Wegen der zahlreichen Möglichkeiten, Passworte auszuspähen, unter anderem durch den Virus in Form eines so genannten Trojanischen Pferdes, kann bei Abgabe eines Angebotes in einer Internetauktion nicht von einer Identität des Bieters ausgegangen werden.

LG Konstanz, Urteil v. 19.04.2002, Az. 2 O 141/01 A, CuR 2002, 609

 

Die Parteien streiten um die Bezahlung eines Wohnmobils in Höhe von 65.000,00 DM, das unter der Identität des Beklagten bei einer Internetauktion versteigert worden sei. Der Beklagte hatte bereits früher an Auktionen teilgenommen, sich entsprechend registrieren lassen und einen Fantasienamen und ein Passwort mit dem Auktionator vereinbart.

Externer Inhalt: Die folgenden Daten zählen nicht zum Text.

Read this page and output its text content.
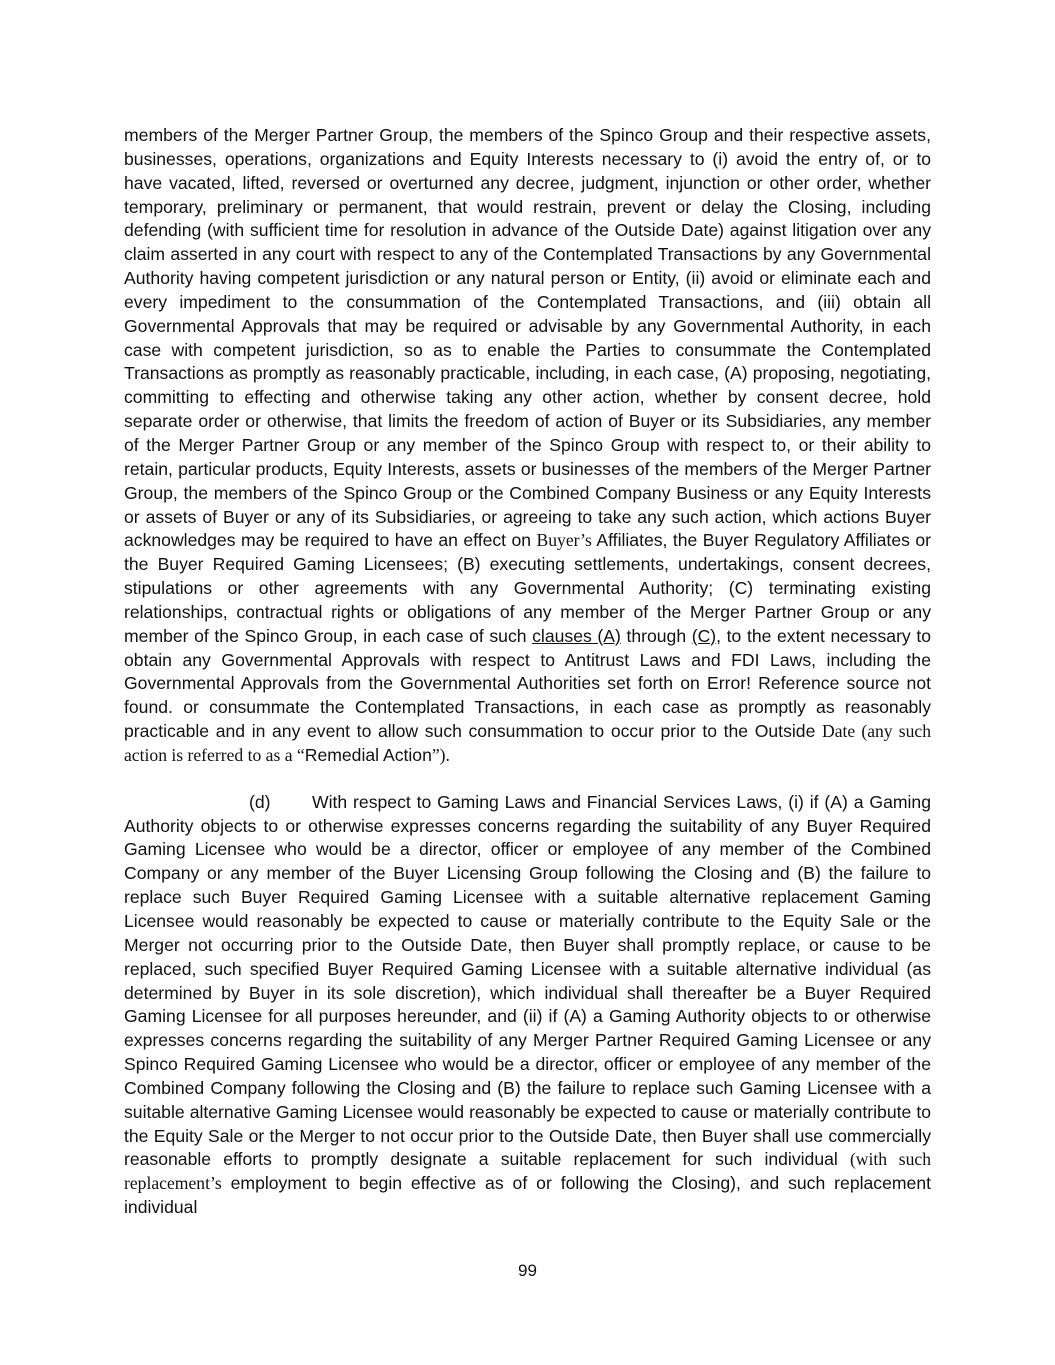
members of the Merger Partner Group, the members of the Spinco Group and their respective assets, businesses, operations, organizations and Equity Interests necessary to (i) avoid the entry of, or to have vacated, lifted, reversed or overturned any decree, judgment, injunction or other order, whether temporary, preliminary or permanent, that would restrain, prevent or delay the Closing, including defending (with sufficient time for resolution in advance of the Outside Date) against litigation over any claim asserted in any court with respect to any of the Contemplated Transactions by any Governmental Authority having competent jurisdiction or any natural person or Entity, (ii) avoid or eliminate each and every impediment to the consummation of the Contemplated Transactions, and (iii) obtain all Governmental Approvals that may be required or advisable by any Governmental Authority, in each case with competent jurisdiction, so as to enable the Parties to consummate the Contemplated Transactions as promptly as reasonably practicable, including, in each case, (A) proposing, negotiating, committing to effecting and otherwise taking any other action, whether by consent decree, hold separate order or otherwise, that limits the freedom of action of Buyer or its Subsidiaries, any member of the Merger Partner Group or any member of the Spinco Group with respect to, or their ability to retain, particular products, Equity Interests, assets or businesses of the members of the Merger Partner Group, the members of the Spinco Group or the Combined Company Business or any Equity Interests or assets of Buyer or any of its Subsidiaries, or agreeing to take any such action, which actions Buyer acknowledges may be required to have an effect on Buyer’s Affiliates, the Buyer Regulatory Affiliates or the Buyer Required Gaming Licensees; (B) executing settlements, undertakings, consent decrees, stipulations or other agreements with any Governmental Authority; (C) terminating existing relationships, contractual rights or obligations of any member of the Merger Partner Group or any member of the Spinco Group, in each case of such clauses (A) through (C), to the extent necessary to obtain any Governmental Approvals with respect to Antitrust Laws and FDI Laws, including the Governmental Approvals from the Governmental Authorities set forth on Error! Reference source not found. or consummate the Contemplated Transactions, in each case as promptly as reasonably practicable and in any event to allow such consummation to occur prior to the Outside Date (any such action is referred to as a “Remedial Action”).

(d) With respect to Gaming Laws and Financial Services Laws, (i) if (A) a Gaming Authority objects to or otherwise expresses concerns regarding the suitability of any Buyer Required Gaming Licensee who would be a director, officer or employee of any member of the Combined Company or any member of the Buyer Licensing Group following the Closing and (B) the failure to replace such Buyer Required Gaming Licensee with a suitable alternative replacement Gaming Licensee would reasonably be expected to cause or materially contribute to the Equity Sale or the Merger not occurring prior to the Outside Date, then Buyer shall promptly replace, or cause to be replaced, such specified Buyer Required Gaming Licensee with a suitable alternative individual (as determined by Buyer in its sole discretion), which individual shall thereafter be a Buyer Required Gaming Licensee for all purposes hereunder, and (ii) if (A) a Gaming Authority objects to or otherwise expresses concerns regarding the suitability of any Merger Partner Required Gaming Licensee or any Spinco Required Gaming Licensee who would be a director, officer or employee of any member of the Combined Company following the Closing and (B) the failure to replace such Gaming Licensee with a suitable alternative Gaming Licensee would reasonably be expected to cause or materially contribute to the Equity Sale or the Merger to not occur prior to the Outside Date, then Buyer shall use commercially reasonable efforts to promptly designate a suitable replacement for such individual (with such replacement’s employment to begin effective as of or following the Closing), and such replacement individual

99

Nach Ansicht des Gerichtes war die Klage auf Zahlung des Kaufpreises unbegründet, da der Kläger das Gericht nicht davon überzeugen konnte, dass der Beklagte sein Angebot auf Abschluss eines Kaufvertrages im Wege der Auktion angenommen hat. Der Beklagte selbst bestreitet, sich an der fraglichen Auktion beteiligt zu haben und hat eine Reihe von Möglichkeiten skizziert, auf welche Seite insbesondere seine Passwort von Dritten ermittelt worden sein könnte. Ein Gutachter hatte im Verfahren erläutert, dass es möglich sei, dass das Passwort durch die Verwendung eines Viruses in Form eines so genannten Trojanischen Pferdes entwendet worden sein könnte. Diese Möglichkeiten, insbesondere hinsichtlich des Ausspähens von Passworten, wurden durch den Gutachter unter Bezugnahme auf eigene Erfahrungen erläutert. Das Gericht führt aus, dass es nicht verkennt, dass es kaum erkennbare Interessen Dritten gibt, sich auf diese Weise das Passwort des Zugangs zu verschaffen. Es sei in diesem Zusammenhang durchaus möglich, dass der Beklagte genau mit dieser Möglichkeit rechnen und sich ein Jucks daraus macht, Angebote abzugeben in der Erkenntnis, angesichts der Vielzahl von Fälschungsmöglichkeiten könnte ihn niemand ernsthaft daran festhalten. Wegen der möglichen Manipulationsmöglichkeiten habe der Kläger jedoch nicht dem ihm obliegenden Nachweis geführt, ob der Beklagte tatsächlich das fragliche Angebot auch abgegeben hat.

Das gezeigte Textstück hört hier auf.